Son ton exprimait la certitude que j’avais perçue dans celui de Rebecca. Il y avait là quelque chose de particulier. Un lien rare.

Je secouai la tête.

— Tu ne connais pas le fond de leur pensée. Crois-moi. Ça n’arrive jamais.

Elle me scruta d’un air interrogateur, comme pour me dire : « C’est une question ? » Derrière moi, Conway bouillait d’impatience.

— Dis-nous. Tu t’es certainement demandé qui avait tué Chris. Tu as une hypothèse ?

— Ce sont des types de Colm. Ses amis. Ils trouvent poilant de sauter le mur de notre collège pour faire des blagues, piquer quelque chose, écrire « PÉTASSES » sur un mur, n’importe quoi. Et ils trouvent marrant de faire les cons dans le noir avec des bâtons ou des pierres, tout ce qu’ils peuvent trouver de plus dangereux. L’un d’eux s’est un peu excité et…

Elle ouvrit les mains. Même geste que Rebecca. Même version, presque mot pour mot. Elles s’étaient concertées.

— On nous a raconté une histoire de ce genre : les élèves de Colm traçant à la bombe un dessin sur l’herbe, il y a quelques années. C’étaient Chris et ses copains ?

— Allez savoir. Aucun ne s’est fait choper. Personnellement, je répondrais non. On était en cinquième quand ça s’est produit. Chris était donc en quatrième. Aucun gus de quatrième n’aurait eu le culot de faire ça.

— Que représentait ce dessin ?

Nouveau piaillement de Houlihan. Julia agita les doigts dans sa direction.

— Scientifiquement parlant, un grand pénis et ses testicules. Ils ont une imagination débordante, à Colm.

— Tu as une raison de penser que Chris a été tué par accident ?

— Moi ? Je m’interroge, sans plus. Je laisse l’enquête aux professionnels.

Elle battit des cils en rentrant le menton, guettant ma réaction. Rien d’aguichant, comme Gemma. Elle se payait ma tête.

— Je peux m’en aller ?

— Tu sembles pressée de retourner en classe. Studieuse, hein ?

— J’ai pas l’air d’une élève modèle ?

Petite moue provocante. Elle espérait toujours une réaction de ma part.

— Dis-moi quelque chose à propos de Chris. Quelque chose d’important.

Sa moue s’estompa. Elle réfléchit, les yeux baissés, comme une adulte, en prenant son temps, sans se soucier de nous faire lanterner. Elle déclara enfin :

— Son père est banquier. Il est riche, très, très riche.

— Et ?

— C’est sans doute la chose la plus importante que je puisse dire sur lui.

— Il le faisait savoir ? Il se poussait du col ? Les plus belles fringues et tout le toutime ?

Elle secoua lentement la tête, fit claquer sa langue.

— Rien de tout ça. Il était bien moins frimeur que la plupart de ses potes. Mais chez lui, c’était naturel. Évident. Il n’attendait pas Noël ou son anniversaire. Ce qu’il voulait, il l’avait. Tout de suite.

Conway embraya.

— Tu donnes l’impression d’avoir bien connu Chris et sa bande.

— J’avais pas vraiment le choix. Colm est à deux minutes d’ici. On fait plein d’activités ensemble. On se voit.
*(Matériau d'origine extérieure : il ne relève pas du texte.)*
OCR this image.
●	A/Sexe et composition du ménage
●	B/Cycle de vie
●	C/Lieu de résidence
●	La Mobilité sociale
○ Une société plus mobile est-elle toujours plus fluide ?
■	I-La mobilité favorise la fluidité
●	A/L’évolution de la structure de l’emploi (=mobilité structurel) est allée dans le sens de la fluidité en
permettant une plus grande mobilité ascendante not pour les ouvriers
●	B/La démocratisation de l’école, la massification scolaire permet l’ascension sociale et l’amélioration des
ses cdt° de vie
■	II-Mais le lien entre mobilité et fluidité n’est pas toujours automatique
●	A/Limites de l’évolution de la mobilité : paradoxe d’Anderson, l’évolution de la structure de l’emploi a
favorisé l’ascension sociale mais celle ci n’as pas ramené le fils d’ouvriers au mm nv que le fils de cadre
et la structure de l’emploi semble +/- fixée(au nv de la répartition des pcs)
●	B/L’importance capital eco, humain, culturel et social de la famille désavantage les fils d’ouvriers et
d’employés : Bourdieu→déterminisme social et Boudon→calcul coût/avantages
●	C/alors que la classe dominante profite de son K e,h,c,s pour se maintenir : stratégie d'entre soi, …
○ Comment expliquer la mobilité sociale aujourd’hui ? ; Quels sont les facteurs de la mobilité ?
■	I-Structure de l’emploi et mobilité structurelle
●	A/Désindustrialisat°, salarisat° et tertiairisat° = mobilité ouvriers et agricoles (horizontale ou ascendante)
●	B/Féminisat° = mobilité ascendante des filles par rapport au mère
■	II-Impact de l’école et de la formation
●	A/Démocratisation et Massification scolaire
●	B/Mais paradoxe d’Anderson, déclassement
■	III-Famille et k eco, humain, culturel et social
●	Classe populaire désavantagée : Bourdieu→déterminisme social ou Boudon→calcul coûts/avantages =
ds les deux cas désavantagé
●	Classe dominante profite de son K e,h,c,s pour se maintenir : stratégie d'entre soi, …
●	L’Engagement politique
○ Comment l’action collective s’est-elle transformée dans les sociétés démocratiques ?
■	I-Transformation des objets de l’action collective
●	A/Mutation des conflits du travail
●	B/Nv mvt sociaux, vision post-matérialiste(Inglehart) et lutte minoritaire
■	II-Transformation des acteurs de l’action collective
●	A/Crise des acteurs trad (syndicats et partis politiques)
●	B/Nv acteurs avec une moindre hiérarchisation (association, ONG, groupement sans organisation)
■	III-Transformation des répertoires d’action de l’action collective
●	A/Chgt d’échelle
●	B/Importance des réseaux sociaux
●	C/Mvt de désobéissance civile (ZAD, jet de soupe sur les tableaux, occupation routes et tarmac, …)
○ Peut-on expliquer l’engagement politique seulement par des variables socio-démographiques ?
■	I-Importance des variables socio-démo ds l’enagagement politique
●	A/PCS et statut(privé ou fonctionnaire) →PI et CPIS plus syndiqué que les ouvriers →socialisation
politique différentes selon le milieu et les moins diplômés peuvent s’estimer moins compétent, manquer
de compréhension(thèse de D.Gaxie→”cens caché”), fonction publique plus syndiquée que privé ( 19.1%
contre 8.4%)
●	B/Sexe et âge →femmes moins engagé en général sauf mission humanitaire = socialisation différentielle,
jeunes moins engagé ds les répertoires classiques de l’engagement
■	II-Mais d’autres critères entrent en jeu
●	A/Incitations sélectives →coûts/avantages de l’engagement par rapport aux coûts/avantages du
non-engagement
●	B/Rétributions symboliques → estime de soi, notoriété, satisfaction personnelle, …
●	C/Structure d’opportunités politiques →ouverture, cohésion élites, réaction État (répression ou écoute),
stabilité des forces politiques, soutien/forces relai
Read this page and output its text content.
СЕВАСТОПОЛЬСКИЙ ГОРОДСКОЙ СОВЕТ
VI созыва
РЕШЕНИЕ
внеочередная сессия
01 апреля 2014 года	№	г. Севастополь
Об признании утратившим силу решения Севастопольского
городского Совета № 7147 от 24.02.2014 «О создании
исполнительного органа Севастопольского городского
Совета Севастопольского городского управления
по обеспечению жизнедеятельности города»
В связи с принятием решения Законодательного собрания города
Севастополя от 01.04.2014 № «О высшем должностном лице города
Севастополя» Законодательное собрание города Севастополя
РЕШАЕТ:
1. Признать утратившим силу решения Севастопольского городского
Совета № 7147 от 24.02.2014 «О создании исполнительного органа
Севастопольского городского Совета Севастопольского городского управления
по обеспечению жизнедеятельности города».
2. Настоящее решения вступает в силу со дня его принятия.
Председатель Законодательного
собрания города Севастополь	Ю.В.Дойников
— Tu es sortie avec l’un d’eux ?

— Bien sûr que non ! Je serais tombée bien bas.

— Tu as un amoureux ?

— Non.

— Pourquoi ?

— On rencontre uniquement les types de Colm. Moi, je cherche quelqu’un capable de prononcer un mot de plus d’une syllabe. Je suis si difficile !

— Bien, décréta Conway. Tu peux t’en aller. Si quelque chose te revient, appelle-nous.

J’offris ma carte à Julia. Elle la prit, mais ne se leva pas.

— Pourriez-vous me fournir l’info que je vous ai demandée au début, maintenant que j’ai été une bonne fille et que je vous ai donné les miennes ?

— Je ne te promets pas de répondre, mais vas-y. Pose ta question.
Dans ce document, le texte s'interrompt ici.